Friday, February 03, 2006

Implications of Amona

Reflecting on the situation in Amona, Israel Perspectives writes:
In the State of Israel, Judaism is no longer the official religion, and Israel is no longer the Jewish State. The powers-that-be in the State of Israel (the government, media, Supreme Court, academia...) now worship at the Temple of the Rule of Law.

...For nearly 2,000 years Jews throughout the world prayed for a return to the Land of Israel and to reestablish Jewish sovereignty there. They did not pray for a return to the Land of Israel out of a desire to live in a country that was guided by the "rule of law" or to live in the "only democracy in the Middle East", but to return home to the Land of Israel where they could live proudly, as Jews, in their ancient and eternal homeland; to live in a place where no Jew would be discriminated against for living as an openly proud Jew and where no Jew would need to live in fear.
Zion Report adds:
No doubt the secular Zionist movement failed us, but we should have expected as much. Without an unabated love for Hashem and without the belief that our covenant is the very tie that binds us to the land, what good is Zionism?

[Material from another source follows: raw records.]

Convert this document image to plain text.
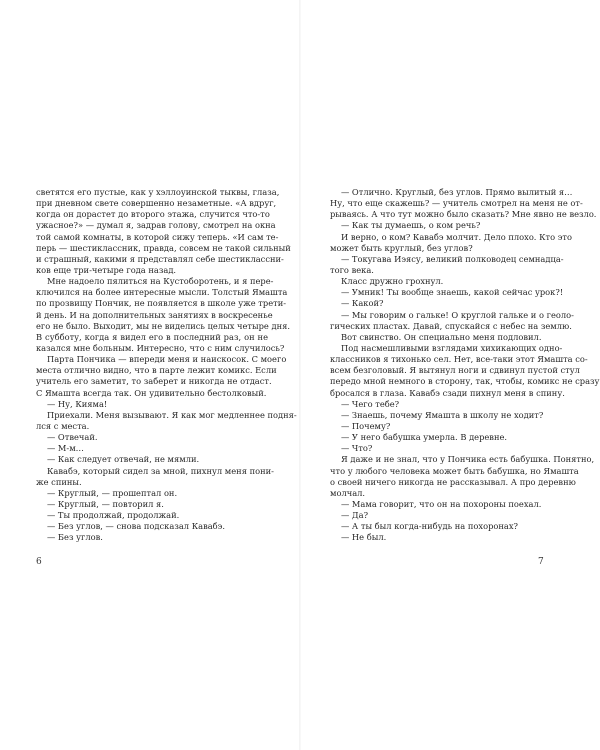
светятся его пустые, как у хэллоуинской тыквы, глаза,
при дневном свете совершенно незаметные. «А вдруг,
когда он дорастет до второго этажа, случится что-то
ужасное?» — думал я, задрав голову, смотрел на окна
той самой комнаты, в которой сижу теперь. «И сам те-
перь — шестиклассник, правда, совсем не такой сильный
и страшный, какими я представлял себе шестиклассни-
ков еще три-четыре года назад.
Мне надоело пялиться на Кустоборотень, и я пере-
ключился на более интересные мысли. Толстый Ямашта
по прозвищу Пончик, не появляется в школе уже трети-
й день. И на дополнительных занятиях в воскресенье
его не было. Выходит, мы не виделись целых четыре дня.
В субботу, когда я видел его в последний раз, он не
казался мне больным. Интересно, что с ним случилось?
Парта Пончика — впереди меня и наискосок. С моего
места отлично видно, что в парте лежит комикс. Если
учитель его заметит, то заберет и никогда не отдаст.
С Ямашта всегда так. Он удивительно бестолковый.
— Ну, Кияма!
Приехали. Меня вызывают. Я как мог медленнее подня-
лся с места.
— Отвечай.
— М-м…
— Как следует отвечай, не мямли.
Кавабэ, который сидел за мной, пихнул меня пони-
же спины.
— Круглый, — прошептал он.
— Круглый, — повторил я.
— Ты продолжай, продолжай.
— Без углов, — снова подсказал Кавабэ.
— Без углов.
6
— Отлично. Круглый, без углов. Прямо вылитый я…
Ну, что еще скажешь? — учитель смотрел на меня не от-
рываясь. А что тут можно было сказать? Мне явно не везло.
— Как ты думаешь, о ком речь?
И верно, о ком? Кавабэ молчит. Дело плохо. Кто это
может быть круглый, без углов?
— Токугава Иэясу, великий полководец семнадца-
того века.
Класс дружно грохнул.
— Умник! Ты вообще знаешь, какой сейчас урок?!
— Какой?
— Мы говорим о гальке! О круглой гальке и о геоло-
гических пластах. Давай, спускайся с небес на землю.
Вот свинство. Он специально меня подловил.
Под насмешливыми взглядами хихикающих одно-
классников я тихонько сел. Нет, все-таки этот Ямашта со-
всем безголовый. Я вытянул ноги и сдвинул пустой стул
передо мной немного в сторону, так, чтобы, комикс не сразу
бросался в глаза. Кавабэ сзади пихнул меня в спину.
— Чего тебе?
— Знаешь, почему Ямашта в школу не ходит?
— Почему?
— У него бабушка умерла. В деревне.
— Что?
Я даже и не знал, что у Пончика есть бабушка. Понятно,
что у любого человека может быть бабушка, но Ямашта
о своей ничего никогда не рассказывал. А про деревню
молчал.
— Мама говорит, что он на похороны поехал.
— Да?
— А ты был когда-нибудь на похоронах?
— Не был.
7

If your basis for the love of the land is historical, your love will fade away. But if your love for it based upon Torah, your love will last forever.
Though this week's Jewish Press apparently was published without being able to include coverage of what is going on in Amona, it does have an article that bears on the terrible outbreak of violence there.

In Orthodox and Israeli: When the Two Don't Mix, Avraham Shmuel Lewin writes about the religious/non-religious divide. He quotes Aaron Klein, Jerusalem bureau chief for WorldNetDaily and a co-host of ABC Radio's national John Bachelor Show--who finds that when wearing a kippah he is often stopped at checkpoints because he is suspected of not being a real journalist, but without a kippah he passes through easily:
Asked to explain the institutionalized anti-religious practices he's encountered, Aaron replies, "It's the new nature of the cultural war in Israel. The great divide used to be the so-called right wing versus the so-called left wing. Essentially, whether or not to give up land to the Palestinians. Now the mask is coming off and the real battle is starting to be waged openly – religious nationalism versus anti-religious post-Zionism.

"More simply, is Israel supposed to be a Jewish state based on religious ideals or will it be a state like all others that just happens to be comprised mostly of Jews? At its core, it is what all the land withdrawals and proposed land withdrawals are about, and it's what my 'yarmulke problems' are about. That is the fight I am witnessing here. The victor will determine the future of Israel and the Jewish people."

Thought Klein argues that the true nature of the divide is only now coming out into the open, Lewin concludes his article with a 1959 letter to Israel's first prime minister, David Ben Gurion, from the Lubavitcher Rebbe:

It was once fashionable in certain circles to suggest that the Jewish religion and religious observances are necessary for those living in the Diaspora – as a shield against assimilation. But for those who can find another "antidote" in the place of religion, particularly for those living in Eretz Israel, within their own society, where the atmosphere, language, etc. (apparently) serve as ample assurances, the Jewish religion was superfluous – what need had they to burden themselves with all its minutiae in their daily life? But the trend of developments in Eretz Israel in the last seven or eight years has increasingly emphasized the opposite view: That however vital the need for religion amongst Diaspora Jewry, it is needed even more for the Jews in Israel. One of the basic reasons for this is that it is precisely in Eretz Israel that there exists the danger that a new generation will grow up, a new type bearing the name of Israel but completely divorced from the past of our people and its eternal and essential values; and, moreover, hostile to it in its world outlook, culture and the content of its daily life; hostile – in spite of the fact that it will speak Hebrew, dwell in the land of the Patriarchs and wax enthusiastic over the Bible. [emphasis added]

Cabinet Minister Roni Bar-On asks, in defense of the actions taken by soldiers at Amona:
"What is more traumatic than a country losing its ability to enforce the law, to carry out the decisions of a sovereign government in Israel?"
The answer: a country losing its soul.